Prepare the dough for blueberry dumplings. To do this, sift the flour with salt through a fine sieve into a large bowl with a slide. Make an indentation in the center with your finger or spoon.

Step 2

Crack an egg into the recess of the flour hill. Pour in drinking water and knead a soft dough. Add the butter and knead it until it becomes smooth, pliable and has a uniform consistency.

Step 3

Form a ball from the resulting dough for dumplings with blueberries and wrap in cling film.

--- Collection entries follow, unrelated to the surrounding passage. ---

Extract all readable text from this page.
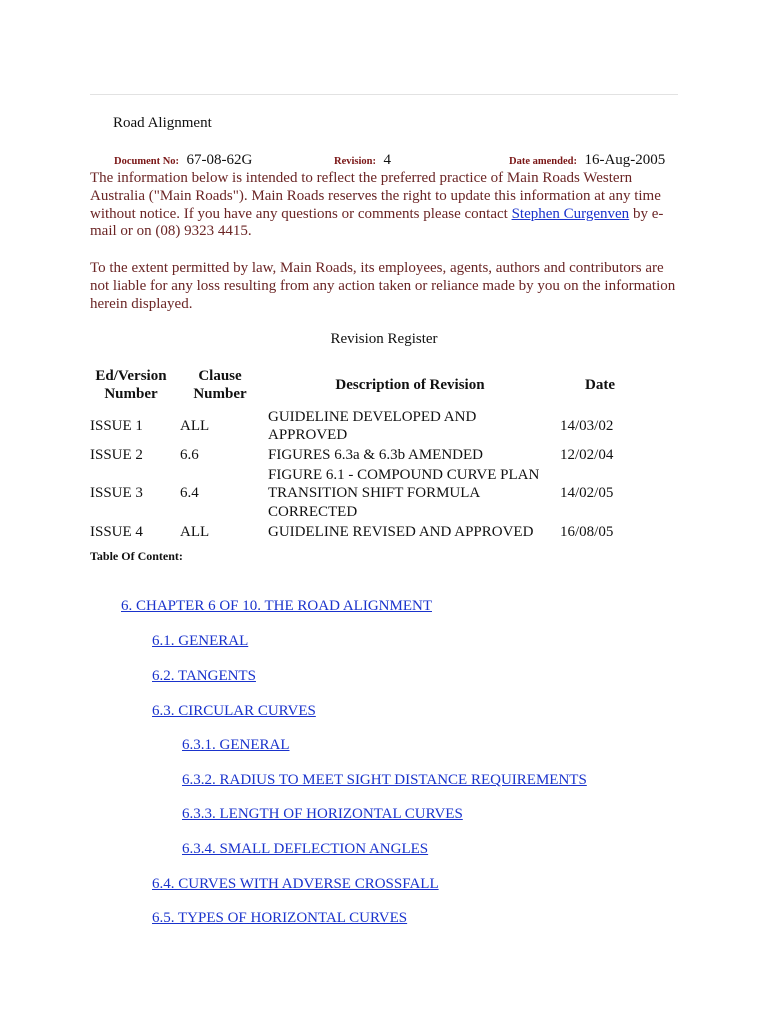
Road Alignment
Document No: 67-08-62G	Revision: 4	Date amended: 16-Aug-2005
The information below is intended to reflect the preferred practice of Main Roads Western Australia ("Main Roads"). Main Roads reserves the right to update this information at any time without notice. If you have any questions or comments please contact Stephen Curgenven by e-mail or on (08) 9323 4415.
To the extent permitted by law, Main Roads, its employees, agents, authors and contributors are not liable for any loss resulting from any action taken or reliance made by you on the information herein displayed.
Revision Register
Ed/Version Number	Clause Number	Description of Revision	Date
ISSUE 1	ALL	GUIDELINE DEVELOPED AND APPROVED	14/03/02
ISSUE 2	6.6	FIGURES 6.3a & 6.3b AMENDED	12/02/04
ISSUE 3	6.4	FIGURE 6.1 - COMPOUND CURVE PLAN TRANSITION SHIFT FORMULA CORRECTED	14/02/05
ISSUE 4	ALL	GUIDELINE REVISED AND APPROVED	16/08/05
Table Of Content:
6. CHAPTER 6 OF 10. THE ROAD ALIGNMENT
6.1. GENERAL
6.2. TANGENTS
6.3. CIRCULAR CURVES
6.3.1. GENERAL
6.3.2. RADIUS TO MEET SIGHT DISTANCE REQUIREMENTS
6.3.3. LENGTH OF HORIZONTAL CURVES
6.3.4. SMALL DEFLECTION ANGLES
6.4. CURVES WITH ADVERSE CROSSFALL
6.5. TYPES OF HORIZONTAL CURVES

Let rest at room temperature for about 30 minutes.

Step 4

While the dough is resting, make the filling for the blueberry dumplings. Sort the berries, discard damaged and rotten ones. Rinse the rest thoroughly and pat dry on a paper towel.

Step 5

Remove the cling film from the vareniki dough and lay it out on a working table, lightly dusted with flour. Roll it out with a rolling pin into a large, very thin layer.

Step 6

Cut out circles with a diameter of about 7 cm from the dough with a glass. Put a little blueberry in the middle of each with a teaspoon. Sprinkle with a little sugar.

Step 7

Boil water in a large saucepan, adding 1/2 tsp. salt. Connect the edges of the dumplings and pinch with a “pigtail”. Ready lay out on the desktop, sprinkled with flour.

Step 8

Boil blueberry dumplings in batches (5-7 minutes after surfacing). Place on a plate and drizzle with melted butter. Serve immediately.